As the next Knesset elections draw closer, tensions inside the right-wing bloc are intensifying, particularly between National Security Minister Itamar Ben Gvir and Finance Minister Betzalel Smotrich.
The two, who only recently ran together on a joint list, have since clashed over their shared voter base. On Thursday evening, Ben Gvir took a pointed swipe at his former political partner while discussing the coalition’s proposed bill to lower the electoral threshold.
“I’m considering supporting the reduction of the threshold,” Ben Gvir told Kan News. “I want to help him,” he added with a smirk, alluding to polls showing Smotrich’s Religious Zionism party hovering dangerously close to failing to cross the minimum vote percentage needed to enter the next Knesset.
Ben Gvir also criticized Smotrich’s recent remarks about Saudi Arabia, in which the finance minister quipped that the Saudis should “keep riding camels” if they demand a Palestinian state as a condition for normalization.
“I wouldn’t speak that way about camels or the desert,” Ben Gvir said. “We must speak respectfully about every person.

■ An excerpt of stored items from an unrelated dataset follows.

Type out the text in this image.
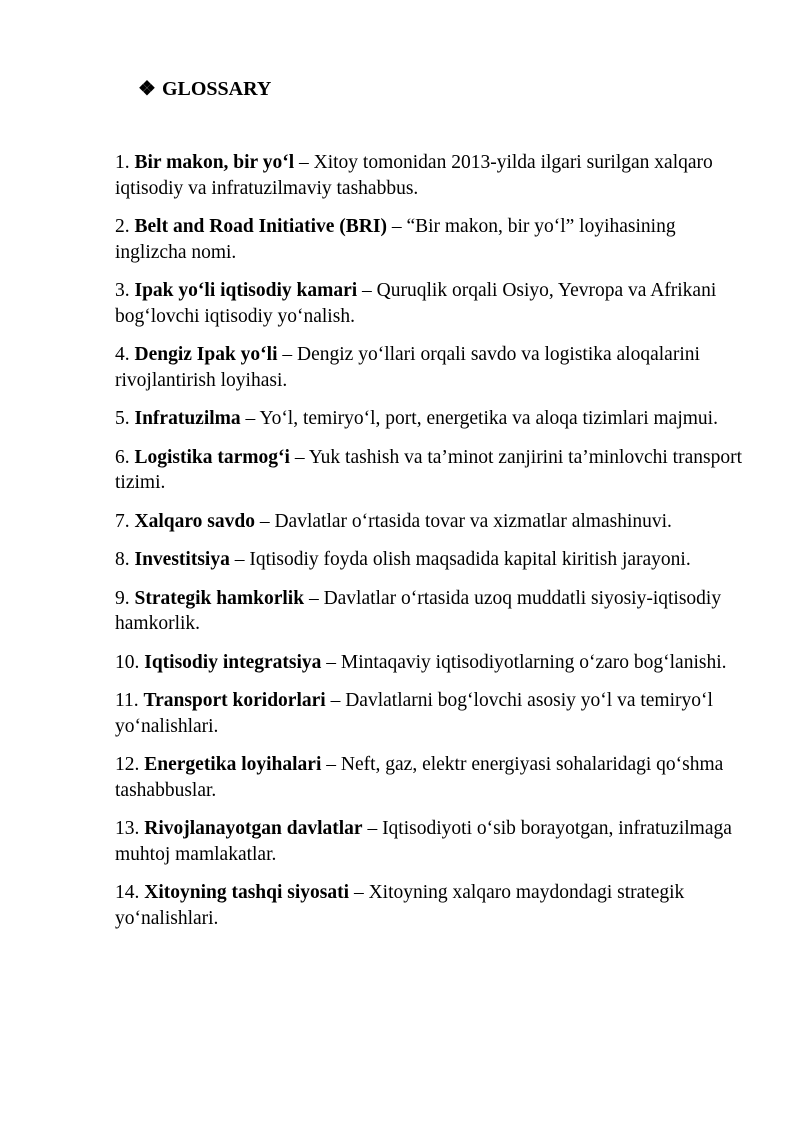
❖ GLOSSARY

1. Bir makon, bir yo‘l – Xitoy tomonidan 2013-yilda ilgari surilgan xalqaro iqtisodiy va infratuzilmaviy tashabbus.

2. Belt and Road Initiative (BRI) – “Bir makon, bir yo‘l” loyihasining inglizcha nomi.

3. Ipak yo‘li iqtisodiy kamari – Quruqlik orqali Osiyo, Yevropa va Afrikani bog‘lovchi iqtisodiy yo‘nalish.

4. Dengiz Ipak yo‘li – Dengiz yo‘llari orqali savdo va logistika aloqalarini rivojlantirish loyihasi.

5. Infratuzilma – Yo‘l, temiryo‘l, port, energetika va aloqa tizimlari majmui.

6. Logistika tarmog‘i – Yuk tashish va ta’minot zanjirini ta’minlovchi transport tizimi.

7. Xalqaro savdo – Davlatlar o‘rtasida tovar va xizmatlar almashinuvi.

8. Investitsiya – Iqtisodiy foyda olish maqsadida kapital kiritish jarayoni.

9. Strategik hamkorlik – Davlatlar o‘rtasida uzoq muddatli siyosiy-iqtisodiy hamkorlik.

10. Iqtisodiy integratsiya – Mintaqaviy iqtisodiyotlarning o‘zaro bog‘lanishi.

11. Transport koridorlari – Davlatlarni bog‘lovchi asosiy yo‘l va temiryo‘l yo‘nalishlari.

12. Energetika loyihalari – Neft, gaz, elektr energiyasi sohalaridagi qo‘shma tashabbuslar.

13. Rivojlanayotgan davlatlar – Iqtisodiyoti o‘sib borayotgan, infratuzilmaga muhtoj mamlakatlar.

14. Xitoyning tashqi siyosati – Xitoyning xalqaro maydondagi strategik yo‘nalishlari.
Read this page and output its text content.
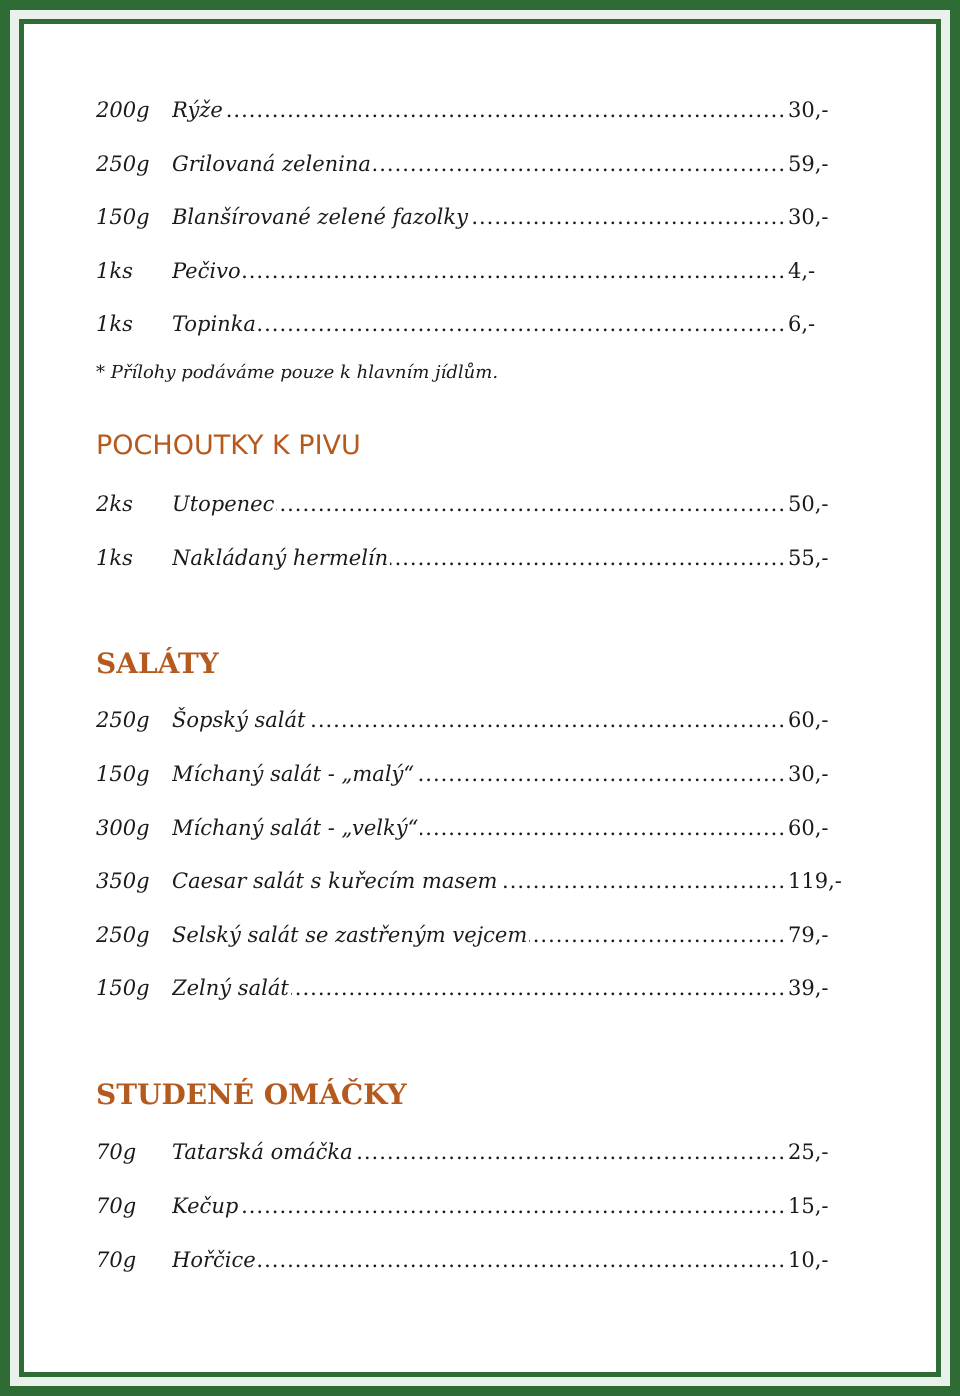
200g Rýže .....	30,-
250g Grilovaná zelenina .....	59,-
150g Blanšírované zelené fazolky .....	30,-
1ks Pečivo .....	4,-
1ks Topinka .....	6,-
* Přílohy podáváme pouze k hlavním jídlům.
POCHOUTKY K PIVU
2ks Utopenec .....	50,-
1ks Nakládaný hermelín .....	55,-
SALÁTY
250g Šopský salát .....	60,-
150g Míchaný salát - „malý“ .....	30,-
300g Míchaný salát - „velký“ .....	60,-
350g Caesar salát s kuřecím masem .....	119,-
250g Selský salát se zastřeným vejcem .....	79,-
150g Zelný salát .....	39,-
STUDENÉ OMÁČKY
70g Tatarská omáčka .....	25,-
70g Kečup .....	15,-
70g Hořčice .....	10,-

I don’t like those kinds of statements about people.”
In the last election, the two right-wing leaders were pressured by Prime Minister Bibi Netanyahu to unite out of fear that separate runs would waste right-wing votes and jeopardize the bloc’s majority. Whether the coalition will now move forward with lowering the electoral threshold — potentially allowing them to part ways without risk — remains to be seen.